Arbitration has progressively become the default commercial dispute mechanism across the globe and the courts have also been enlarging the scope of alternative dispute mechanisms to reduce the burden on courts. Contrarily, in Indian Jurisprudence time and again courts have held that the disputes concerning Intellectual Property Rights are non-arbitrable. The prime reason for this is that often the courts believe enforcement of IPR involves the public policy aspect, meaning it would be against the interests of the public to make these disputes arbitrable. Also, our domestic statutes such as the Arbitration and Conciliation Act, 1996 and the other IP legislations do not provide a concrete expression about the availability of Arbitration in IP Disputes.
Section 89 of the code of Civil Procedure, 1908 states that "if the court deems fit, it can allow arbitration, mediation or conciliation for settlement of disputes between parties outside the court" which expressly means that the court has the power to refer the IP matters to ADR too. Courts have thus been trying to settle the ADR practices and have come up with various tests to determine arbitrability of various types of disputes.
In the case of Booz Allen and Hamilton Inc. v. SBI Home Finance Ltd. the Hon'ble Supreme Court held that all the disputes which pertain to "right in personam" are arbitrable in nature and all disputes relating to "right in rem" are unsuitable for arbitration. In Eros International Media Limited v. Telemax Links India Pvt. Ltd., the Bombay High Court observed that all Intellectual Property cases are not essentially "right in rem" and so cannot be said to be non- arbitrable. The Delhi High Court in Hero Electric Vehicles Private Limited and Anr. v. Lectro E- Mobility Private Limited and Anr. held a trademark dispute to be arbitrable where the plaintiffs were seeking to enforce their trademark rights against a particular group and not against the world.
So, the crucial aspect determinative of arbitrability is the nature of judgment sought by the aggrieved and if it is sought against the public at large it is not arbitrable.
Current position in Law:
In 2016, the Trade Mark Registry (Delhi) decided to undertake a pilot project wherein 500 pending oppositions were referred to mediation/ conciliation based on the consent of the parties which were a party to the dispute.
The latest case on point is the Delhi High Court Judgment pronounced by Hon'ble Justice Jayant Nath in the case of Golden Tobie (P) Ltd. v.
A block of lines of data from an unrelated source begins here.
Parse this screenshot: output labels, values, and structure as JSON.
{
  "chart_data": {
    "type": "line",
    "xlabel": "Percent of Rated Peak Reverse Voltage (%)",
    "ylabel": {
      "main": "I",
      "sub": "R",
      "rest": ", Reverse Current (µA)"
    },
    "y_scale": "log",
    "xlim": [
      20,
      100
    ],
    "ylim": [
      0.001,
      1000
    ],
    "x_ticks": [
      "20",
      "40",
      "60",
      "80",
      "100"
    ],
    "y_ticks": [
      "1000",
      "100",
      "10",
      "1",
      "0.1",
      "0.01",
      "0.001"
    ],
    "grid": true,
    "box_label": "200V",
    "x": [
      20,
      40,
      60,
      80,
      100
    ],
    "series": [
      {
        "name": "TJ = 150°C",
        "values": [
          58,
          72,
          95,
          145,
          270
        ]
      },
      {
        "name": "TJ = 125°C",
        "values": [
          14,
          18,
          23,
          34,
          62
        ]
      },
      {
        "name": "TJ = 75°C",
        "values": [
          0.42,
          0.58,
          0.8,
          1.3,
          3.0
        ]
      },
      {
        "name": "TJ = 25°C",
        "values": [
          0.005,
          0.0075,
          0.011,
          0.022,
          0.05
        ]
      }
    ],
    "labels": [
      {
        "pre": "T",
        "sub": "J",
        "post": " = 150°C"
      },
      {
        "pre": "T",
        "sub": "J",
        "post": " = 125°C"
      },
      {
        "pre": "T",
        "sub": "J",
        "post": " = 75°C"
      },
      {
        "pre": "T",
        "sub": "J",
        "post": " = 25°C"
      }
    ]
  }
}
Golden Tobacco Ltd. wherein the Defendant had filed an application under Section-8 of the Arbitration and Conciliation Act, 1996. The facts of the case were that the parties entered into a master long-term supply agreement by which the defendant on an exclusive basis had supplied to the Plaintiff the exclusive brands of the Defendant "Golden's Gold Flake, Golden Classic, Taj Chhap, Panama and Chancellor". Subsequently, the Plaintiff entered into a trademark license agreement stating that he had been granted an exclusive non-assignable, non-transferable license to manufacture the Defendant's product which will be solely manufactured at his factory in Noida. Plaintiff submitted that despite huge capital and operational expenditure made by the Plaintiff to increase the availability of the Defendant's products he was issued a termination notice. Since the commercial production had not yet started the agreement was terminated with immediate effect. Subsequently, by another termination notice, the Defendant stated that the timely payment had not been made and the plaintiff had no right to manufacture and sell exclusive brands of the defendant in the market. Hence the present suit was filed and it was prayed before the hon'ble court that the dispute be referred to sole arbitrator.
The Hon'ble bench referring to Supreme Court's decision in Vidya Drolia v. Durga Trading Corporation observed that actions in rem including grant and issue of patents and registration of trademarks are exclusive matters falling within the sovereign and government functions and are non-arbitrable. Court held that the present dispute did not pertain to infringement of a trademark but was on the right to use the trademark conferred by a particular agreement on a particular group. Thus, the dispute between the parties was held to be arbitrable. Further, it was held that "the assignment of a trademark is by a contract and is not a statutory fiat."
It is clear from the study of aforesaid cases that the possibility of arbitration in IPR matters only arises out of the nature of the dispute and if the procedures are well in place, it can bring a positive impact.